Because both the Azoarcus ribozyme transesterification activity (Kuo et al. 1999) and the ligase ribozyme phosphodiester bond formation activity (Bergman et al. 2000) are pH dependent, the initial recombination trials were performed using Tris and EPPS buffers at nominal (i.e., room temperature) pH values ranging from 7.0 to 8.5. To measure the empirical ΔpH/°C behaviors of these buffers, 30 mL solutions were prepared containing 30 mM of either buffer at selected pH values at 22°C (295 K), along with 10 mM MgCl₂, 5 mM CaCl₂, and a generic DNA oligonucleotide at a concentration that mimicked that of the total nucleic acids in recombination/ligation (2.3 μM).
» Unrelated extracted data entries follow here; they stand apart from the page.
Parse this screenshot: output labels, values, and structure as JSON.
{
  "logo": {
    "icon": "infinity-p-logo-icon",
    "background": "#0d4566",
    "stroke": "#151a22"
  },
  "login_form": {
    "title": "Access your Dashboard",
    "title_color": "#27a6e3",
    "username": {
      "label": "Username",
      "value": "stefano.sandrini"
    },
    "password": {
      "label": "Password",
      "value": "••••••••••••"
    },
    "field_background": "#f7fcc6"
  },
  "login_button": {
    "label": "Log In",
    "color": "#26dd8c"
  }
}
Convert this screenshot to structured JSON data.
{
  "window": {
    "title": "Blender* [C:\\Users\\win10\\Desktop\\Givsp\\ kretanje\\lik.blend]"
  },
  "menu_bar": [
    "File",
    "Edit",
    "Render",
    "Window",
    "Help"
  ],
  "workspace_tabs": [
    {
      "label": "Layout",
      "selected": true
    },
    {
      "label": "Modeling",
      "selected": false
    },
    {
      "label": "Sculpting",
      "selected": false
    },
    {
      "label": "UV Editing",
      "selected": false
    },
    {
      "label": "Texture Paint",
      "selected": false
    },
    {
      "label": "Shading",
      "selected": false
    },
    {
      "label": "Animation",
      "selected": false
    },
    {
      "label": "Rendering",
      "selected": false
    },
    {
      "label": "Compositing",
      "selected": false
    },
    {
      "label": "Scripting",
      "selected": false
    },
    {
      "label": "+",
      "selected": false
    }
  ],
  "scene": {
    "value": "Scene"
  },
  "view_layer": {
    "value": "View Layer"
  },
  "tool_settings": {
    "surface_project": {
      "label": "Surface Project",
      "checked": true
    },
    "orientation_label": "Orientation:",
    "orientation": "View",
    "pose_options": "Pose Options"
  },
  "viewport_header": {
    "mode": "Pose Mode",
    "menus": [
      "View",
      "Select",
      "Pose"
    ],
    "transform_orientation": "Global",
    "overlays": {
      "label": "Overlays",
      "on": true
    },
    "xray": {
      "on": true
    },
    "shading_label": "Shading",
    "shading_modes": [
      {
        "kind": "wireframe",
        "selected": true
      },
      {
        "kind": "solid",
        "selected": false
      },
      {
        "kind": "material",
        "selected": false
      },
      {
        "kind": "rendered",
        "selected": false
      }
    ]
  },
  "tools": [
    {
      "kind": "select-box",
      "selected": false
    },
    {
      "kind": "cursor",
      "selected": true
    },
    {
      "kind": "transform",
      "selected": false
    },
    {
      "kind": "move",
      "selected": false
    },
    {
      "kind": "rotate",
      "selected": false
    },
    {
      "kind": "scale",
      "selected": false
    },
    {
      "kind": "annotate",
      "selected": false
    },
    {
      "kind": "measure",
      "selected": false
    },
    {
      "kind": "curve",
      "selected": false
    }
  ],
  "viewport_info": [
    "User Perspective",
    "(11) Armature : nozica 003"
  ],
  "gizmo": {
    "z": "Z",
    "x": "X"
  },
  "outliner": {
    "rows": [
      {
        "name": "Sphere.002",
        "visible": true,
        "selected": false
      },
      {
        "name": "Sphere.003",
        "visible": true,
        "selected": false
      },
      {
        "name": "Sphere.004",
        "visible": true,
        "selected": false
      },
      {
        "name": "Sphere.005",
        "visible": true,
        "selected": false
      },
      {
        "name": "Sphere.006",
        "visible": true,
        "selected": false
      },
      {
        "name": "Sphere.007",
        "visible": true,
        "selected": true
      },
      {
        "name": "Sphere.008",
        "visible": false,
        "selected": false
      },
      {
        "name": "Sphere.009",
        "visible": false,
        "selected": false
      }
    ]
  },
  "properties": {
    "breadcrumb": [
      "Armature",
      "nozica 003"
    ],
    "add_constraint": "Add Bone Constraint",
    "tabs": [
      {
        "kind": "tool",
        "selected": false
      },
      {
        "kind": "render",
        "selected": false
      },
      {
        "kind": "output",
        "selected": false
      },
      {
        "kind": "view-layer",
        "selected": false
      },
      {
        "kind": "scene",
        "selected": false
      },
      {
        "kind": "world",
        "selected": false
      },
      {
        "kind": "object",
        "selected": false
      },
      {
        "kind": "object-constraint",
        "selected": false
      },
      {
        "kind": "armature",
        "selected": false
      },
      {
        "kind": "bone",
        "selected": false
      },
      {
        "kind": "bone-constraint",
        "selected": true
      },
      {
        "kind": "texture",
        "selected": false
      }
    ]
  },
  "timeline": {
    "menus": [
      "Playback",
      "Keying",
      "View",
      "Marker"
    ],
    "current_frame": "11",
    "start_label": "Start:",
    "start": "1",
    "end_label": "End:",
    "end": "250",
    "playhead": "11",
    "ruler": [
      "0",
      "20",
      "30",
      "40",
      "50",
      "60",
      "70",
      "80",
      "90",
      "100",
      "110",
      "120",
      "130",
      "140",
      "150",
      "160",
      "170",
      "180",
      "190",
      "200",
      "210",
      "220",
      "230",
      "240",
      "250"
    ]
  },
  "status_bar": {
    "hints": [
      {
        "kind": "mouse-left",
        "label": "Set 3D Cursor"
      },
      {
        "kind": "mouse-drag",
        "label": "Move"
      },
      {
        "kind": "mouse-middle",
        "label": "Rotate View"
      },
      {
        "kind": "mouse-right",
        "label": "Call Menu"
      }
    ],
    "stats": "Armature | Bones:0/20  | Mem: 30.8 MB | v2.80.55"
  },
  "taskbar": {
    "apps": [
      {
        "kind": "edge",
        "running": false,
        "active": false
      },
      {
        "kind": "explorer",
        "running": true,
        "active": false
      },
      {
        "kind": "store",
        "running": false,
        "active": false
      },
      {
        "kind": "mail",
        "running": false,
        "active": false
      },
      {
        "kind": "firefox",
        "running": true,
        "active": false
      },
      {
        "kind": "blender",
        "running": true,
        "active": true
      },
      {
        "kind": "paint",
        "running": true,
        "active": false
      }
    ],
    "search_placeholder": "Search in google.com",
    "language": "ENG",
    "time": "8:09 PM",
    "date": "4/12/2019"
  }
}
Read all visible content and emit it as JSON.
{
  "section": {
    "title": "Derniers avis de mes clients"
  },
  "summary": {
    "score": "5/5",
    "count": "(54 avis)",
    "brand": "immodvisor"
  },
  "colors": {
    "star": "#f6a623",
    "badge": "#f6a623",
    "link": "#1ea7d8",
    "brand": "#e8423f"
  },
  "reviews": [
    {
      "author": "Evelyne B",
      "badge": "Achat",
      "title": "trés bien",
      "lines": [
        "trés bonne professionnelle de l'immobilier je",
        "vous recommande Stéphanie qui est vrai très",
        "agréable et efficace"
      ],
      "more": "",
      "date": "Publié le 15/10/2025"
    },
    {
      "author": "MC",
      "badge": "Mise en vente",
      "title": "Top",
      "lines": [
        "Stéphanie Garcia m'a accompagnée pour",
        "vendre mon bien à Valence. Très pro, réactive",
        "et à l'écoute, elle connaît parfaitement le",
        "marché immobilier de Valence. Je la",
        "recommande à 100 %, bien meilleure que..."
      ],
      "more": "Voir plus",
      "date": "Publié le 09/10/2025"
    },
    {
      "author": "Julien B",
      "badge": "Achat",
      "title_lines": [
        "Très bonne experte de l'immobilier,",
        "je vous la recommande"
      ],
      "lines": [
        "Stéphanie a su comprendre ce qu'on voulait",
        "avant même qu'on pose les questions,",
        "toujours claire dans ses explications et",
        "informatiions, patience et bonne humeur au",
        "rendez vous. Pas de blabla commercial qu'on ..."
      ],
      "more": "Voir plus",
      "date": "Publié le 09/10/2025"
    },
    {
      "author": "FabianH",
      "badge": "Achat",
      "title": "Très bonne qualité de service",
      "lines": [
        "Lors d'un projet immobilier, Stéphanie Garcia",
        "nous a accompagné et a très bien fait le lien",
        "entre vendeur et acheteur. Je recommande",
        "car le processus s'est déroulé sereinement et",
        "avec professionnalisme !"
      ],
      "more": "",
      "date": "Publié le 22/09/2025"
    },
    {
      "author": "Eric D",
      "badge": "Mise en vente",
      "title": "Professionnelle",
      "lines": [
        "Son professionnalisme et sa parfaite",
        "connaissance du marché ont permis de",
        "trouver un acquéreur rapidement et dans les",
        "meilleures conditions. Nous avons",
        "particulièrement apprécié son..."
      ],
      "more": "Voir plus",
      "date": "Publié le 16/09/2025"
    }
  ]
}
The solutions were covered with parafilm and heated gradually from 22°C to 75°C and cooled back down again while pH values were measured every 1–2°C. Corrections for electrode dependence on temperature can be made with the Nernst equation and were accomplished using pH_act = pH_obs ° (295/T), where pH_act is the actual pH value, pH_obs is the pH value indicated by the electrode, and T is the temperature in Kelvin of the electrode. Values of K_w (here, a symbol to represent the pH of neutral water) as a function of temperature were obtained from the CRC Handbook of Chemistry and Physics.